Bei TANKARD sollte sich der Bewegungsdrang des Publikums noch erhöhen. Dem trat Organisator Jan Müller durch eine nachdrückliche Ansage im ersten Teil der Show souverän entgegen. Außerdem sorgten die engagierten Ordner permanent für die Einhaltung der Hygieneregeln. Die Frankfurter ‚Bier-Metaller‘, allen voran Sänger Gerre, ließen sich die gute Laune nicht verderben und thrashten sich agil wie eh und je durch ihr anderthalbstündiges Headlinerset, dessen Höhepunkte man sich mit ‚Zombie Attack‘ und ‚Empty Tankard‘ vom Debütalbum für den Schluss aufsparte.
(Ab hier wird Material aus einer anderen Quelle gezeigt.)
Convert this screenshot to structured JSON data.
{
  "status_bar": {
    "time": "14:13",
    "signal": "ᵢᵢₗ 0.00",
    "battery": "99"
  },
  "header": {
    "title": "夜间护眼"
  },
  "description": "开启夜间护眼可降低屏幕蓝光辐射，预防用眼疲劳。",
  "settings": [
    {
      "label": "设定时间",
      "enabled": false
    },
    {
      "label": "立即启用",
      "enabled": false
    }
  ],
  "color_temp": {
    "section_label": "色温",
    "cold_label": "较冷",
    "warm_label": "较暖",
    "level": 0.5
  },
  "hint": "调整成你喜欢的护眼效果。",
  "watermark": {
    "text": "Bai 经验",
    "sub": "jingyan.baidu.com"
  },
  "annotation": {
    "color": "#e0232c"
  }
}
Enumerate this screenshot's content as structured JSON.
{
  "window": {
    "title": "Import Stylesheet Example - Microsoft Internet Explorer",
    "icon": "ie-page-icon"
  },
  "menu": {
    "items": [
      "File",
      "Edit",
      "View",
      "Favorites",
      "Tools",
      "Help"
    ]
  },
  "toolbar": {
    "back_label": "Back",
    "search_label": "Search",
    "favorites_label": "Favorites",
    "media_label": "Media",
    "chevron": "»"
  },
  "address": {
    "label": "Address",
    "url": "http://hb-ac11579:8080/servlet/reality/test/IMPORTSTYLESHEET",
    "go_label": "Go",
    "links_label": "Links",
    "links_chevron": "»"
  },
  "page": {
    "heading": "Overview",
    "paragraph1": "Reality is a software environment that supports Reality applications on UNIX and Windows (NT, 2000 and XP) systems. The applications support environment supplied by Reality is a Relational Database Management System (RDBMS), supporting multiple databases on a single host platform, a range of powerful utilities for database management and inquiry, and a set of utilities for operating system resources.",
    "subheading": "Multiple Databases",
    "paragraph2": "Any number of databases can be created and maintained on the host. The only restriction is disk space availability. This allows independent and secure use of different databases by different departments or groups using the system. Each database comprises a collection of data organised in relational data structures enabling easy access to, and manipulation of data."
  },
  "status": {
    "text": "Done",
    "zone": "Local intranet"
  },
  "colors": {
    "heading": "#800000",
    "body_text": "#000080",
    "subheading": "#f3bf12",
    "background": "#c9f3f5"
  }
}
Als Fazit lässt sich festhalten, dass Liveveranstaltungen wie diese auch in Zeiten von Corona stattfinden können, wenn sie straff organisiert sind und die Hygieneregeln von den Besuchern eingehalten werden. Das haben das Team vom JUZ Live Club und das disziplinierte Andernacher Publikum beim IRONHAMMER-Festival 2020 eindrucksvoll demonstriert. Und so freut man sich auf ein baldiges Wiedersehen in der „Metal Metropole Mittelrhein“.